As suggestive of its title, delusional disorder requires the presence of at least one delusion that lasts for at least one month in duration. It is important to note that any other symptom of schizophrenia (i.e., hallucinations, disorganized behavior, disorganized speech, negative symptoms) rules out a diagnosis of delusional disorder. Therefore the only symptom that can be present is delusions. Unlike most other schizophrenia-related disorders, daily functioning is not overtly impacted in individuals with delusional disorder. Additionally, if symptoms of depressive or manic episodes present during delusions, they are typically brief in duration compared to the duration of the delusions.

The DSM 5 (APA, 2013) has identified several subtypes of delusional disorder in efforts to better categorize the symptoms of the individual’s disorder. When making a diagnosis of delusional disorder, one of the following specifiers is included.

  • Erotomanic delusion – the individual reports a delusion of another person being in love with them.

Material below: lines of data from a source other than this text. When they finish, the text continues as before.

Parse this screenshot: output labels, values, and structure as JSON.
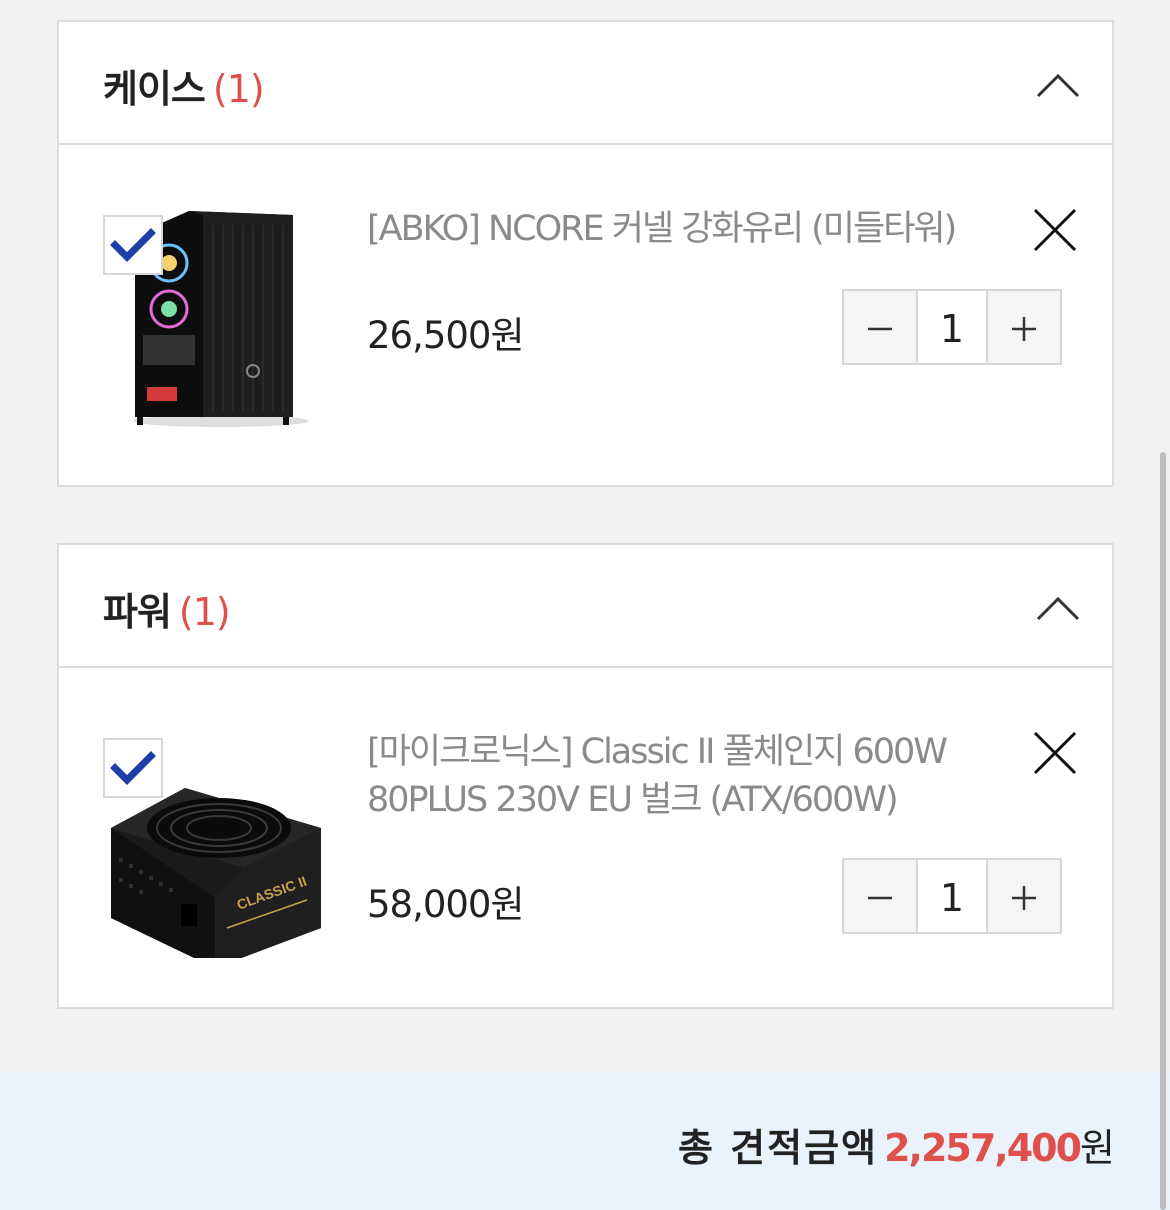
{
  "sections": [
    {
      "title": "케이스",
      "count": "(1)",
      "item": {
        "name": "[ABKO] NCORE 커넬 강화유리 (미들타워)",
        "price": "26,500원",
        "quantity": "1",
        "checked": true
      }
    },
    {
      "title": "파워",
      "count": "(1)",
      "item": {
        "name": "[마이크로닉스] Classic II 풀체인지 600W 80PLUS 230V EU 벌크 (ATX/600W)",
        "price": "58,000원",
        "quantity": "1",
        "checked": true
      }
    }
  ],
  "footer": {
    "total_label": "총 견적금액",
    "total_amount": "2,257,400",
    "total_unit": "원"
  },
  "icons": {
    "collapse": "chevron-up-icon",
    "delete": "close-icon",
    "check": "checkmark-icon",
    "minus": "minus-icon",
    "plus": "plus-icon"
  },
  "colors": {
    "accent_red": "#e0504a",
    "check_blue": "#1f3fa8",
    "footer_bg": "#eaf3fc"
  }
}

Generally speaking, the individual whom the convictions are about are of higher status such as a celebrity.
  • Grandiose delusion – involves the conviction of having a great talent or insight. Occasionally, individuals will report they have made an important discovery that benefits the general public. Grandiose delusions may also take on a religious affiliation, as some people believe they are prophets or even God, himself.
  • Jealous delusion – revolves around the conviction that one’s spouse or partner is/has been unfaithful. While many individuals may have this suspicion at some point in their relationship, a jealous delusion is much more extensive and generally based on incorrect inferences that lack evidence.

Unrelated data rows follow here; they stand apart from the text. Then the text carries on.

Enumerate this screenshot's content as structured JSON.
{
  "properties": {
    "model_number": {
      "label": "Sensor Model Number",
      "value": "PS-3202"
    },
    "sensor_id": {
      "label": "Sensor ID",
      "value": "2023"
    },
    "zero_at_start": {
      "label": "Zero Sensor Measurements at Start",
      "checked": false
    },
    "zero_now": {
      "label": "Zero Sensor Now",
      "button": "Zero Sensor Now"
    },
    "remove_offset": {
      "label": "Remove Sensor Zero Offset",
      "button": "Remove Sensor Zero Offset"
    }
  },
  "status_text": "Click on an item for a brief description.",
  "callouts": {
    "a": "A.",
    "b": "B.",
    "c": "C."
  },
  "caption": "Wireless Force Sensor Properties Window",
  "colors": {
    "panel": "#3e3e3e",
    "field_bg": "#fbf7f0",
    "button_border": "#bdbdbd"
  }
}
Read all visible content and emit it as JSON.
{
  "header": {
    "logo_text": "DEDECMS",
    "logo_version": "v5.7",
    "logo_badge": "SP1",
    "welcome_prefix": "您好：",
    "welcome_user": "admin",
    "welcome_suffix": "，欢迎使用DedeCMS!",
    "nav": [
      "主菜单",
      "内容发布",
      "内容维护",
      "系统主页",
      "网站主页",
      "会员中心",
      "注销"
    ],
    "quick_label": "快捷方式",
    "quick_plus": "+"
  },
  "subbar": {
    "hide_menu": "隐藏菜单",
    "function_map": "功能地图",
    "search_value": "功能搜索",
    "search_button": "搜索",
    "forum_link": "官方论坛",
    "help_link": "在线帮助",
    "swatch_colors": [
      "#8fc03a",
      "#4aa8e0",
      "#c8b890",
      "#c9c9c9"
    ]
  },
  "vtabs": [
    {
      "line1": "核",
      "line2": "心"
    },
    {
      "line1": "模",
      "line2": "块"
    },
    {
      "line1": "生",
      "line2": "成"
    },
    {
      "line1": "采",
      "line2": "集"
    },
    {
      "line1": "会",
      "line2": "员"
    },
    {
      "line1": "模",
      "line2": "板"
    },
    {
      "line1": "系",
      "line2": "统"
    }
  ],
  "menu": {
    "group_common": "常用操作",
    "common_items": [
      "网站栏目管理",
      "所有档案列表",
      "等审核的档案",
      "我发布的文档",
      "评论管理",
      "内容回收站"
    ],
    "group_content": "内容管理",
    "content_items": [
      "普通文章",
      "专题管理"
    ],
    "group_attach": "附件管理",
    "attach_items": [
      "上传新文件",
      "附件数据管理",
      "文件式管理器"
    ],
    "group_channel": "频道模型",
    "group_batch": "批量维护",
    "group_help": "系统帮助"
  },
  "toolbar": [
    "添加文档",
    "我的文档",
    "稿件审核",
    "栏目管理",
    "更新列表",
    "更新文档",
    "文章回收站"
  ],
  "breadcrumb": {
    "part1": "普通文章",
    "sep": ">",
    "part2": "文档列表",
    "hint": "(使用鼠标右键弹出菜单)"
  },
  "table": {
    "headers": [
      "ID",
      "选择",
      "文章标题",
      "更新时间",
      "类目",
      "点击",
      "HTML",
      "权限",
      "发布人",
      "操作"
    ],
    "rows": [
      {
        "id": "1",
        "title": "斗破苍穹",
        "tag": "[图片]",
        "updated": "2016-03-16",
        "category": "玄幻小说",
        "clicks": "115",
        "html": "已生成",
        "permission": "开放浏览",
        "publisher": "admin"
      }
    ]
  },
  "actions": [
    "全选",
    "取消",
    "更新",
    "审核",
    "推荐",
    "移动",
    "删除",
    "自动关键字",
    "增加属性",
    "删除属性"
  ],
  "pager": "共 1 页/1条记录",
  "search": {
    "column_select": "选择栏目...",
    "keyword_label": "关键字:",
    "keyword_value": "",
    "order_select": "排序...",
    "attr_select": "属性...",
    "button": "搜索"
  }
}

  • Persecutory delusion – involves beliefs that they are being conspired against, spied on, followed, poisoned or drugged, maliciously maligned, harassed, or obstructed in pursuit of their long-term goals (APA, 2013). Of all subtypes of delusional disorder, those experiencing persecutory delusions are the most at risk of becoming aggressive or hostile, likely due to the persecutory nature of their distorted beliefs.
  • Somatic delusion – involves delusions regarding bodily functions or sensations. While these delusions can vary significantly, the most common beliefs are that the individual emits a foul odor despite attempts to rectify their smell; there is an infestation of insects on the skin; or that they have an internal parasite (APA, 2013).
  • Mixed delusions – there are several themes of delusions (e.g., jealous and persecutory)
  • Unspecified delusion – these are delusions that don’t fit into one of the categories above (e.g., referential delusions without a persecutory or grandiose nature to them).
  • Bizarre delusion – delusions that are clearly not plausible and do not stem from ordinary experience (e.g., the delusion that one is an alien/vampire hybrid).